1953. Et donc il fallait qu’on sache.
2015. Nous savons.
Et années après années, les questions évoquées par Putnam ont été étudiées, complétées, approfondies et clarifiés par la science. Le GIECC a été créé en 1988. J’ai personnellement été frappé à la lecture du second rapport. Son cinquième rapport affirme en 2014 : “ Il est extrêmement probable que plus de la moitié de l’augmentation de la température de surface moyenne globale observée de 1951 à 2010 a été causée par l’augmentation anthropique des concentrations des gaz à effet de serre en même temps que d’autres forçages anthropiques. ”

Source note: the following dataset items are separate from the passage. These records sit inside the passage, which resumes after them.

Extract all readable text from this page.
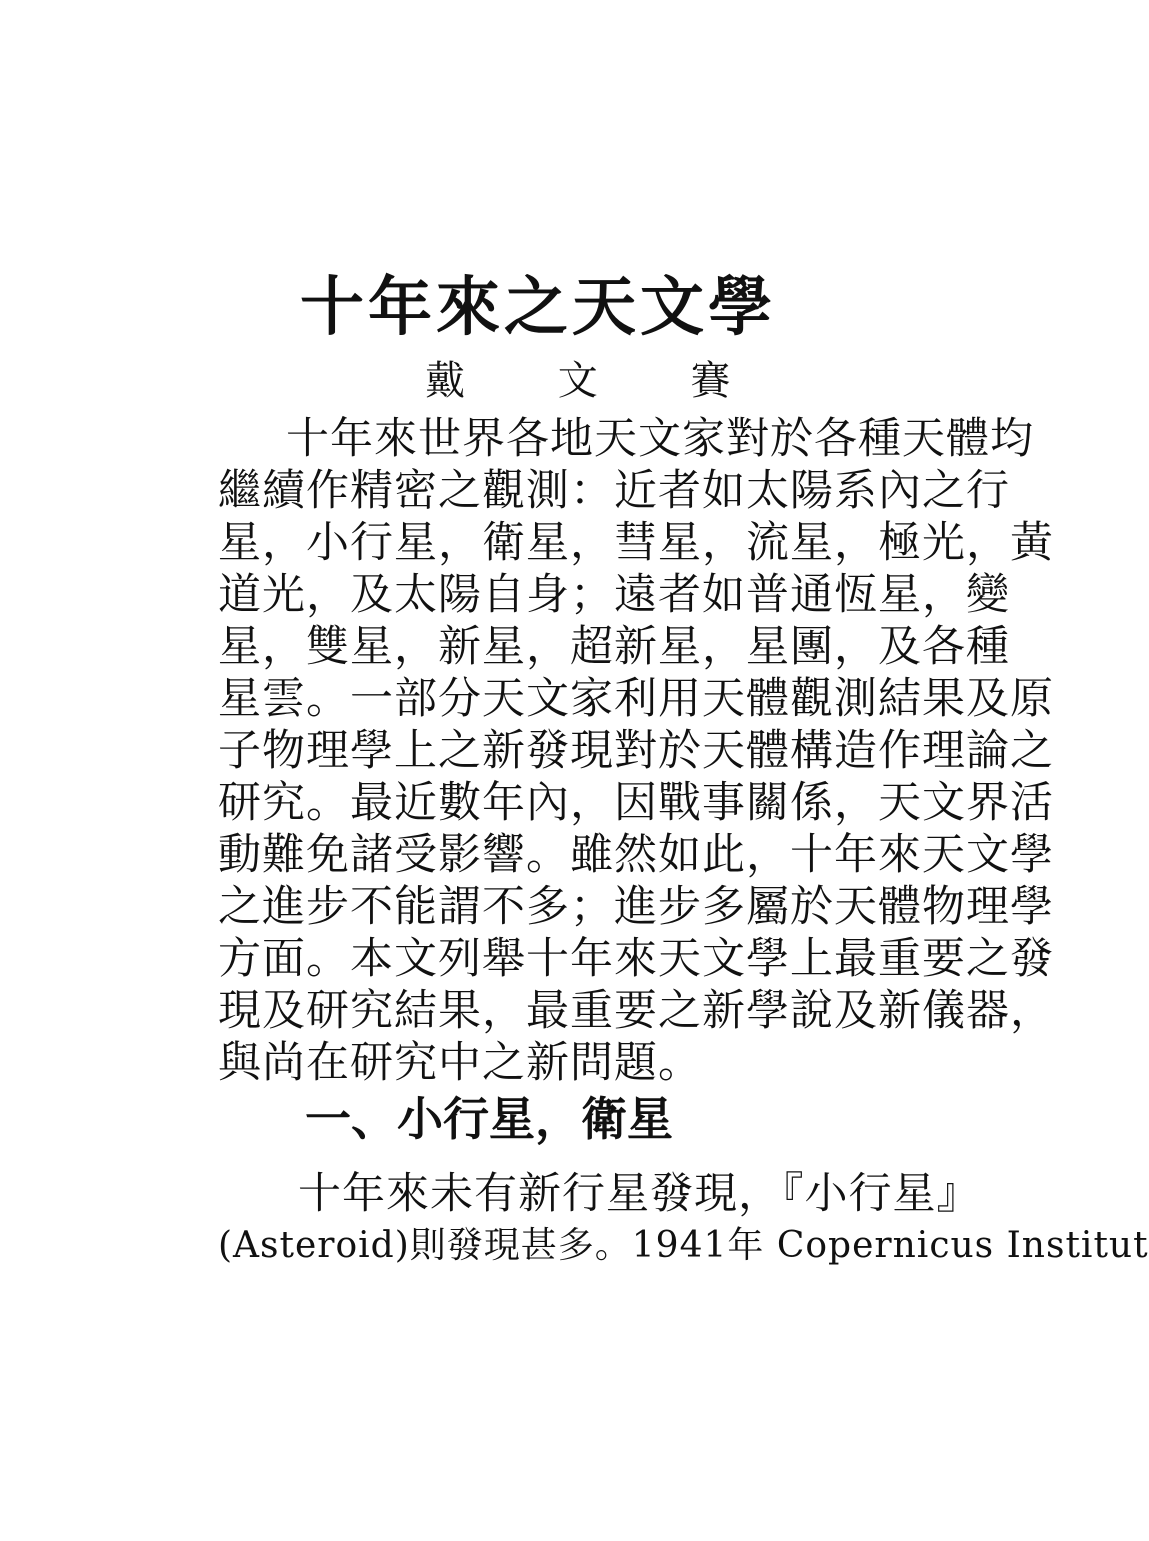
十年來之天文學
戴 文 賽
十年來世界各地天文家對於各種天體均
繼續作精密之觀測：近者如太陽系內之行
星，小行星，衛星，彗星，流星，極光，黃
道光，及太陽自身；遠者如普通恆星，變
星，雙星，新星，超新星，星團，及各種
星雲。一部分天文家利用天體觀測結果及原
子物理學上之新發現對於天體構造作理論之
研究。最近數年內，因戰事關係，天文界活
動難免諸受影響。雖然如此，十年來天文學
之進步不能謂不多；進步多屬於天體物理學
方面。本文列舉十年來天文學上最重要之發
現及研究結果，最重要之新學說及新儀器，
與尚在研究中之新問題。
一、小行星，衛星
十年來未有新行星發現，『小行星』
(Asteroid)則發現甚多。1941年 Copernicus Institut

Patient travail des scientifiques, écho répété à la mise en garde de Putnam. Mais, donc, à lire le cri d’alerte globale de Putnam poussé dès 1953, nombre d’entre nous le savent depuis longtemps, non ? Du fait des symptômes, du fait des principes physico-chimique de base sous-jacents, les scientifiques, les ingénieurs et les économistes (du type Putnam) nous ont permis d’anticiper l’impérative transition énergétique, depuis le milieu du siècle passé. Fallait-il attendre la confirmation par les études qui ont suivi ?
“Il faut qu’on sache”.
1953. ENERGY IN THE FUTURE
En 2015, “savoir” ne suffira plus … Nous savons que “Le réchauffement du système climatique est sans équivoque, et depuis les années 1950, la plupart des changements observés sont sans précédent depuis des décennies à des millénaires.” (GIECC 2014)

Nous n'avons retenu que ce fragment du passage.